A demonstração de superioridade veio da mulher que é, desde março, campeã mundial dos 60 metros em pista coberta (6,98s), vinda de Santa Lúcia, pobre pedaço de terra perdido no mar, mas de onde saiu, em 2018, ainda adolescente, para a Universidade do Texas, nos Estados Unidos onde não haverá melhor lugar para uma atleta nutrir as suas aptidões. Por lá venceu, há dois anos, os 100 metros e os 4x100 nos NACC Championships, a maior prova de atletismo do país. Há poucos meses, em Eugene, nos EUA, já ficara só atrás de Richardson numa dos derradeiros eventos de preparação para os Jogos. Os sinais estavam lá todos.
Uma história por estimar também, agora que a World Athletics acordou para as canções que pode ser tocadas aos ouvidos das massas e tem, na Netflix, uma série, batizada de ‘Sprint’, que perscruta a aura dos atletas. Os americanos são ímans de atenção, o atletismo é um negócio por lá.
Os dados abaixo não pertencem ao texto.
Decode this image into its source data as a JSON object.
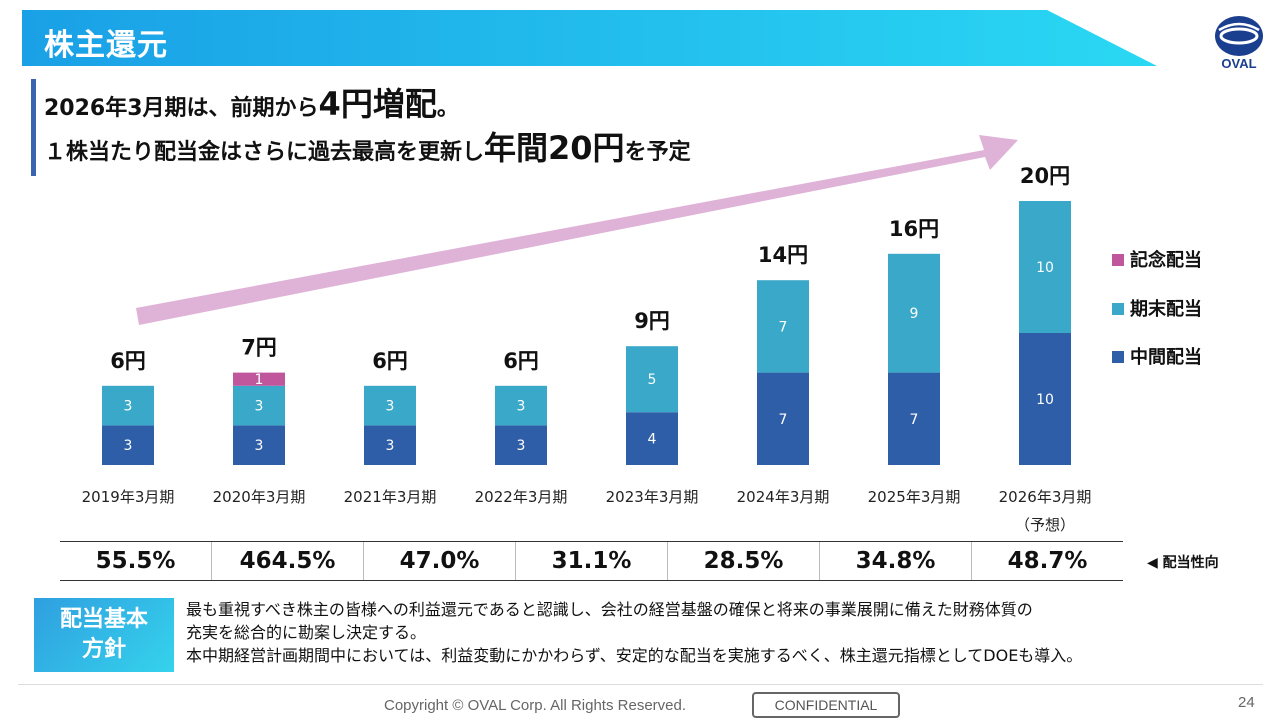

Em Julien Alfred, contudo, também habita uma matéria para livros: cresceu descalça, envolta em pobreza, em Santa Lúcia, tinha 12 anos quando perdeu o pai, a família arranjou forma de a colocar na Jamaica, para ir à escola onde atletas caem das árvores e nasceu Usain Bolt, o seu ídolo, o sistema do college norte-americana detetou-a, ela foi, envergonhada e tímida, ganhou a alcunha de ‘Juju’ e até no seu maior momento, em Paris, quis esclarecer que “nunca me irão ver a celebrar assim”.
Julien Alfred tem o ouro que a distingue como a mulher mais rápida do mundo. A sua introversão e os holofotes apontados a outras coordenadas, ali tão mesmo ao lado, não apagam os sintomas. A mulher de Santa Lúcia era uma glória à espera de acontecer.